After some time, your brain starts to warp your perception of reality to reconcile the cognitive dissonance brought on by the whole situation. The human brain is made deeply uncomfortable by conflicting information. “I was homeless,” you reason, “because I deserved to be. I must be a truly terrible person deep down inside. I believe I have good intentions but that must be my deceptive evil subconscious, so evil that it lies even to me. I must be a bad person and that is my explanation and now I move on with my life knowing I am, at the end of the day, no good at all. It all makes sense.”
If you believe you are a bad person for long enough, you become one. There is no use in not stealing, telling the truth or sharing a smile because you are constantly told that you are fundamentally bad and will be treated as such. Engaging in bad behavior is not just a possibility but an eventuality. So of course you stole that pen. You are bad and that is what bad people do. It’s what you always would have done even if you want to be good because, at the end of the day, your true nature will always win out. A bad person has no business trying to be good because they will always be bad. Being good is a fruitless effort. You will always be bad because it’s the only thing that makes sense. Such is the nature of self-fulfilling prophecy.
I was never able to fully convince myself of my badness. My intentions are good and my actions minimize harm and I would rather not hand all my agency to a self-fulfilling prophecy like that.

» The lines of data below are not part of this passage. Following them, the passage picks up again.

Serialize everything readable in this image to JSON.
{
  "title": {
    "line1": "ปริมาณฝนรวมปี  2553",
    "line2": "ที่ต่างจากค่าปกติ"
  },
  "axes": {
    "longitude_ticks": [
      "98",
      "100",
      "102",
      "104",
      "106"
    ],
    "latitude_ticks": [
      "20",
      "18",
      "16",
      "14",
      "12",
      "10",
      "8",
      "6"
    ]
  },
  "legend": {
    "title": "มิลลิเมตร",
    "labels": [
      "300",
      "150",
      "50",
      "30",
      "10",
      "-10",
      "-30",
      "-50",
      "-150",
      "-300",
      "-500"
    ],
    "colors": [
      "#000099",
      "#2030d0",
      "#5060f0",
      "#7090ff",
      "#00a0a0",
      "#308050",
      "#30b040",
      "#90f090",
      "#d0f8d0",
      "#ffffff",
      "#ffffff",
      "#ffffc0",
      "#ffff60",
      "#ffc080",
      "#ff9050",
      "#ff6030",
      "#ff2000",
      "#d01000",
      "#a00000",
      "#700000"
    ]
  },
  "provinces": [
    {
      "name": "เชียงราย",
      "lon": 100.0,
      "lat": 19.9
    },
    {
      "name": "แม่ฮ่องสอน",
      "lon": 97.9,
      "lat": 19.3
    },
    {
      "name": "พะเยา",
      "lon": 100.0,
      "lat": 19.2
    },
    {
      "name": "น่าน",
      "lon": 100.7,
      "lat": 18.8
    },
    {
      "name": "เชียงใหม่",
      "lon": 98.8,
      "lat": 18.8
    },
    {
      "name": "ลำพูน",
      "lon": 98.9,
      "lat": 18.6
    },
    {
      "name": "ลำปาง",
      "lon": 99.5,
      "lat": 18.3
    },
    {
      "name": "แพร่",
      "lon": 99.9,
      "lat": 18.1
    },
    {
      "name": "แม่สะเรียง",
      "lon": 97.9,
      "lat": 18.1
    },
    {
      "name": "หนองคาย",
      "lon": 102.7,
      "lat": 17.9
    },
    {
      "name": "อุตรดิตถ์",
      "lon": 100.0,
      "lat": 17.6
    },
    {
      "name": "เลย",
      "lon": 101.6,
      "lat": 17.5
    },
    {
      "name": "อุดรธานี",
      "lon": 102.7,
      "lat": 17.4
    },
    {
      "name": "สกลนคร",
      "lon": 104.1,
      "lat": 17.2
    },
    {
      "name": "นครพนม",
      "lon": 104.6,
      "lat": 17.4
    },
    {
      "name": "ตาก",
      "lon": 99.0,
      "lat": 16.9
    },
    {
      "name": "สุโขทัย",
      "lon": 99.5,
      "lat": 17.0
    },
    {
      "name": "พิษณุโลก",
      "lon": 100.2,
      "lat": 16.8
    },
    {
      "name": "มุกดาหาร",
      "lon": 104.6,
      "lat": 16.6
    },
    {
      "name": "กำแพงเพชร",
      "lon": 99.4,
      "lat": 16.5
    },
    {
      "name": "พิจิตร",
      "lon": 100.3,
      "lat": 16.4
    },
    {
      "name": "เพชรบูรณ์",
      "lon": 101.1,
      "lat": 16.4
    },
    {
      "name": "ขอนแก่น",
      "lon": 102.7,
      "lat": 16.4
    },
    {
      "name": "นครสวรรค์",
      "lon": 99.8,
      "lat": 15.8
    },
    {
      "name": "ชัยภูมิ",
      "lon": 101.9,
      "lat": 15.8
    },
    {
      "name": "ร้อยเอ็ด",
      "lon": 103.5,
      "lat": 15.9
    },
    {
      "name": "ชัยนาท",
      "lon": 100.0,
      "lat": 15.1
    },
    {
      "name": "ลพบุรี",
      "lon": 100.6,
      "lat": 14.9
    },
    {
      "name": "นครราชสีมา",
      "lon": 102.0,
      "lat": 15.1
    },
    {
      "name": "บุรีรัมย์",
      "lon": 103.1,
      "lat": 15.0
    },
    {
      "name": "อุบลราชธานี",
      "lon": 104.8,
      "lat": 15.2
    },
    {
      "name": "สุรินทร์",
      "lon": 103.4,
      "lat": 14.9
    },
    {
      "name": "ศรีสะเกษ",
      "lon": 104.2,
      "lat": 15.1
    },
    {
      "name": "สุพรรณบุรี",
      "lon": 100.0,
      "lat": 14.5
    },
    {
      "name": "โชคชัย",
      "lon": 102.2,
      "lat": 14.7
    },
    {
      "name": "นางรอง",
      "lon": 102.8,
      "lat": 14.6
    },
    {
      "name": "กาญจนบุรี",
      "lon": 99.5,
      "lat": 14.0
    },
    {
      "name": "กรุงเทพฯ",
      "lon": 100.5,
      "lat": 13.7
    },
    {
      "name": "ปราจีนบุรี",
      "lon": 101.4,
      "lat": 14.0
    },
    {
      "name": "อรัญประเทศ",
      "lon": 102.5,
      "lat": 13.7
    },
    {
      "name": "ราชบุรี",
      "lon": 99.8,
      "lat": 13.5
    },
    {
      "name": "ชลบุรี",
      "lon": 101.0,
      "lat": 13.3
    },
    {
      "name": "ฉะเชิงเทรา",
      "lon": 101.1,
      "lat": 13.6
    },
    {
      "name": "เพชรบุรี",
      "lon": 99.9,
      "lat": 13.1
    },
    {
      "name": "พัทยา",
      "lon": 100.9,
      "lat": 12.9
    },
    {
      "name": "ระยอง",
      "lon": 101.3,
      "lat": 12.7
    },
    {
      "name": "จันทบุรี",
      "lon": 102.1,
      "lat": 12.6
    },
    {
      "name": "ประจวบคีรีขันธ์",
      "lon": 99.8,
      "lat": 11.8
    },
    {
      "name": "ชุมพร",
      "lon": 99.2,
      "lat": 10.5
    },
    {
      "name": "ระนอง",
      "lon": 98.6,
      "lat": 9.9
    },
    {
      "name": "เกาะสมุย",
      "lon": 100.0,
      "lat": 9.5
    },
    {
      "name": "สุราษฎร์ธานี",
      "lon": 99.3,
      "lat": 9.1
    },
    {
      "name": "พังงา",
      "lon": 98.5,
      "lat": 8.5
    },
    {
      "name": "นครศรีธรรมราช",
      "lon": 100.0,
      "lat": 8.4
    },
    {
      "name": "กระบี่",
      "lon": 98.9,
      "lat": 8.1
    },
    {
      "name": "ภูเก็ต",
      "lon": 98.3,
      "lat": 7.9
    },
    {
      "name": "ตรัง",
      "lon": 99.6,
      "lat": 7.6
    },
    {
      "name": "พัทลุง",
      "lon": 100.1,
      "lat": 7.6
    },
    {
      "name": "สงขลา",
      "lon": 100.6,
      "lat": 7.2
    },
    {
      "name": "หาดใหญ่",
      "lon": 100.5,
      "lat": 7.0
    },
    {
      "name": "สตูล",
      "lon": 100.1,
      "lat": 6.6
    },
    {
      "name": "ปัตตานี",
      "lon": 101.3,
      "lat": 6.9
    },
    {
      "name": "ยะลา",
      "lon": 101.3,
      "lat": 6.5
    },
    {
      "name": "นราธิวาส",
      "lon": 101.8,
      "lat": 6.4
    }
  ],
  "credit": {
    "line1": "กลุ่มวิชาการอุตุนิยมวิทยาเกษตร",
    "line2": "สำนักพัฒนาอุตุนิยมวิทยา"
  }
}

Some classmates make me wish I was bad, though. The righteous anger of a good person just isn’t enough for someone who claims “poor people don’t work hard enough” while their parents pay their tuition and connect them to cushy internship opportunities. I want to tell them working three jobs isn’t laziness and that existing in poverty is costly and time-consuming, racking up more expenses than any well-off person could ever imagine having to deal with. There are no bootstraps to pull yourself up by when the world is designed to make you fail.
It’s fine most times but some days I think I should kick everyone’s walls in and see how they like it.
Sometimes I wish I had never been homeless. If only to rewatch “Pirates of the Caribbean: At World’s End.”
*[I hope you’re not traumatized. I hope you’re not traumatized. God, I hope all you remember from this is Pirates of the Caribbean: At World’s End and nothing else.]
This piece is being published anonymously due to personal reasons.